Are you actually using an old school "Hub" (probably haven't been made since 2000), not a more modern "Switch"? If so, that's likely your problem - you're getting collision storms and you need to swap out your networking gear to get an actual switch instead of that hub.
Hubs don't actually separate your network traffic - they just connect every PC together on the same network segment. This can become a problem because the way standard Ethernet traffic works is that if 2 PC's on the same segment try to communicate at the same time, they'll over-write each other and neither message will get through. So the clients will wait a random amount of time and try to send their data again, and if they collide again, they'll wait some more and try again - rinse and repeat until the packet times out. A "Collision Storm" is where you have multiple PC's all trying to talk at the same time and that essentially plugs up the line and no-one can talk. Watching that happen from a PC would look exactly as you describe - at 1st it may seem OK, then latency will increase slowly at first, then snowballing to the point where nothing gets through. In this situation the overall bandwidth being successfully used is quite small, but the latency can be extreme.

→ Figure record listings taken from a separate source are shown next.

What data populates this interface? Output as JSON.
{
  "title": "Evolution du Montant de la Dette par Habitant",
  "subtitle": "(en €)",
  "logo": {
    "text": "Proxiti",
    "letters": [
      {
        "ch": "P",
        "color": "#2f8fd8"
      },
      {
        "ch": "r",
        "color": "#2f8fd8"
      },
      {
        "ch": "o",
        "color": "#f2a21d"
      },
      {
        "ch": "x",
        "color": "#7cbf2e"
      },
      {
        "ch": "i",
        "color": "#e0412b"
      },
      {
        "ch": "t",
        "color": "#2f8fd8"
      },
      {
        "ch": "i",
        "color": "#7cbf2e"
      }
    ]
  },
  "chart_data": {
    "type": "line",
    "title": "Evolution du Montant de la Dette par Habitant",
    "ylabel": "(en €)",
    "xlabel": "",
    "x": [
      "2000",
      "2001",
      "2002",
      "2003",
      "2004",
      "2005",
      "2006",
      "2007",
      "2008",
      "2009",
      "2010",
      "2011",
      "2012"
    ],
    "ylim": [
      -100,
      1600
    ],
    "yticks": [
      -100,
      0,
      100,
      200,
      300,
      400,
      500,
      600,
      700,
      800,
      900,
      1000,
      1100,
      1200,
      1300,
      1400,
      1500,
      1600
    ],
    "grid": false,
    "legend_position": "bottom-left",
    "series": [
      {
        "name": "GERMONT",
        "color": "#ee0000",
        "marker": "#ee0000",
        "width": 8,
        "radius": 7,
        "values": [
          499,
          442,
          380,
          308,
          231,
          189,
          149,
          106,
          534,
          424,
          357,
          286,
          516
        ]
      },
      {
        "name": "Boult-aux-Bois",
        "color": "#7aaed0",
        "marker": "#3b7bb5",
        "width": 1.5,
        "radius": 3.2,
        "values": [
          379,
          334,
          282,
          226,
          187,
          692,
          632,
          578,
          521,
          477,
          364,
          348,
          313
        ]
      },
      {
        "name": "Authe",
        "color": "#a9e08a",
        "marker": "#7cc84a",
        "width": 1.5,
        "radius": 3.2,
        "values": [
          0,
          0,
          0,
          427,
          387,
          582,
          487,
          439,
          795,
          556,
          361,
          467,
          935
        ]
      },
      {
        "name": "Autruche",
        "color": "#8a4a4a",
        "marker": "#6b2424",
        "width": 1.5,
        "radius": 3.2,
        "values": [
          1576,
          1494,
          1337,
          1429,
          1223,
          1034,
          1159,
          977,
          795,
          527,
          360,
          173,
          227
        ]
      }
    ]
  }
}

I know I even use the terms hub and switch interchangably myself sometimes even though I know the difference. Your situation used to be a common problem back when people used hubs - especially on small networks, but starting in the 90's switches became just as cheap as hubs so everyone switched (no pun intended) to using switches instead.
Multiboxing is probably the perfect storm (OK that pun was somewhat intended) in terms of causing collision storms. You have multiple clients all trying to communicate at the exact same time - every time you hit a button. By dumb luck, you'll likely cause multiple collisions every time you do anything in game - because its all trying to happen at the exact same time.
At least the fix is cheap - just replace your old hub with a cheap switch. Switches look almost exactly the same as switches, but the internal wiring is much different - instead of connecting every device together on the same network segment, a switch actually makes a separate network segment for each connection.